Sunday, March 27, 2016

Nice: a cornucopia of music

Nice has become our favorite city in France. Small enough that you can get to know it well, it is large enough to support a huge variety of music and theatre. Our recent stay highlighted the variety of concerts available. The day after we arrived, we took the tram up to the Nice North Forum and saw a world music event – the first half Jo Badou, a singer/percussionist from North Africa playing with a local pianist, and the second a fascinating duo – French cellist Vincent Segal and West African Ballike Sissoko, master of the koral, a harp-like instrument. We later returned to the Forum for a concert by a group of American jazz musicians from the 70’s and 80’s reunited as a group called The Cookers. Days later a short bus ride up to the Chagall Museum took us to a chamber music concert. The concert hall features magnificent stained glass windows, worth the trip by themselves. The three musicians from the Nice Opera orchestra began with a piano-violin-cello trio by Aaron Copeland, relatively short and very “modern,” with the requisite dissonance. This was followed by a magnificent Tchaikovsky trio that was everything chamber music should be. The next weekend you could visit the 14th C Church of St Augustine on Friday evening or Sunday afternoon for baroque liturgical music – the beauty of the music matched only by the magnificence of the surroundings and the discomfort of the seating. The highlight of the stay was a performance of Les Huguenots at the Nice Opera. This rococo gem of a concert hall has wonderful acoustics amid opulent seating, and typically sells out soon after seats go on-line for sale. The orchestra and singers were predictably superb, though the attempt to “modernize” the setting was of mixed success. The shift of the characters from modern to 17th C dress was distracting, as was the use of both swords and firearms as weapons. My only complaint about performances at the Opera is the use of 20+ minute intermissions, leading to very late nights. If not sated, you could drop in on any of dozens of small jazz clubs around the city or listen to the buskers found everywhere people gathered.

Sunday, March 6, 2016

Cormac McCarthy at the Wamsutta

Art Tebbetts, New Bedford's troubador, finished his warm-up set telling us we were in for a real treat, and his prediction came true. Cormac McCarthy is a great entertainer in every sense of the word. His rich baritone delivered a variety of songs ranging from the poignant to the angry to the hilarious. He is an accomplished guitar player and added some mouth organ interludes. He writes most of his own material, and each song tells a story.
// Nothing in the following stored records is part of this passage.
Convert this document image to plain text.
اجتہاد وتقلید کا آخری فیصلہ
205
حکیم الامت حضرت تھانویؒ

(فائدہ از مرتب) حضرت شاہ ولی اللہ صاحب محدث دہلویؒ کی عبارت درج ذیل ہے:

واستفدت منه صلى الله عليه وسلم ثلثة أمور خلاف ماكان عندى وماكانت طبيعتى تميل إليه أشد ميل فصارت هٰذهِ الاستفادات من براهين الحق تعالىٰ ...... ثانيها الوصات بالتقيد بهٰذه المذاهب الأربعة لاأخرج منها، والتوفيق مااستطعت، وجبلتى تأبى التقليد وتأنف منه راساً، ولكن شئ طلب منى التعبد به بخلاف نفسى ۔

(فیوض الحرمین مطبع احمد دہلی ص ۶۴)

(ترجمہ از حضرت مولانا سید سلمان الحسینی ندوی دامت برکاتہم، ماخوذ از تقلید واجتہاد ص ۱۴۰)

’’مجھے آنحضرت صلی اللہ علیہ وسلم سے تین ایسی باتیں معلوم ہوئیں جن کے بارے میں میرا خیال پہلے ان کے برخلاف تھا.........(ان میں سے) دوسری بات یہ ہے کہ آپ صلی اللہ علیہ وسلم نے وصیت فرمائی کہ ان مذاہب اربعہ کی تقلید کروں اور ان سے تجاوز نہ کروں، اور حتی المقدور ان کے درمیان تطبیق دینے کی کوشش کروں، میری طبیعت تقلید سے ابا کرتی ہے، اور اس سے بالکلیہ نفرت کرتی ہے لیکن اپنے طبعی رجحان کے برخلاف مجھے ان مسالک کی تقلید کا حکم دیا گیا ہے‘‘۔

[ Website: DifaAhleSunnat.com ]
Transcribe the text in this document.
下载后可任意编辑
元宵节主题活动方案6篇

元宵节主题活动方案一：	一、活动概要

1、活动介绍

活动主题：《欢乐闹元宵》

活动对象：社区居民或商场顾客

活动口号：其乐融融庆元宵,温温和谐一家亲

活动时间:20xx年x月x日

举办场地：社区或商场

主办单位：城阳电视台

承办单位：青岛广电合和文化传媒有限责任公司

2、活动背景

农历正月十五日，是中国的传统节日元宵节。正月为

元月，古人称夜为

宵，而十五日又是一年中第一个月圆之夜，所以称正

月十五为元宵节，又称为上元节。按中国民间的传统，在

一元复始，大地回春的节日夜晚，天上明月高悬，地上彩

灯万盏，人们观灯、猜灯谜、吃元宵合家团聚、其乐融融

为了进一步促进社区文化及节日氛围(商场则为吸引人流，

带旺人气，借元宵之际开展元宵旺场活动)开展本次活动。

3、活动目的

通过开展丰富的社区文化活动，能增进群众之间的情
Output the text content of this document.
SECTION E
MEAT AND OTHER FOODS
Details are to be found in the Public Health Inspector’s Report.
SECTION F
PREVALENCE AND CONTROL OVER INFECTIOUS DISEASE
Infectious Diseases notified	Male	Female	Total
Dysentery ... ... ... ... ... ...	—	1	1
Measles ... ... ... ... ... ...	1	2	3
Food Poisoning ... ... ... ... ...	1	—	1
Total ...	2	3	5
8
The audience would have stayed as long as he would. Between songs, he kept the audience in stitches with one-liners and stories, some probably rehearsed and others quite spontaneous in response to the audience and environment. (Sample: "I am half Irish and half German. Have the easy charm of a German and the discipline of the Irish. When I wake up in the morning, part of me wants a drink and part wants to invade Poland.") If you get the chance, go and see him live. I’d also urge you to look at the whole Wepeckett Salon Series at the Wamsutta Club as a good way to spend a Saturday evening.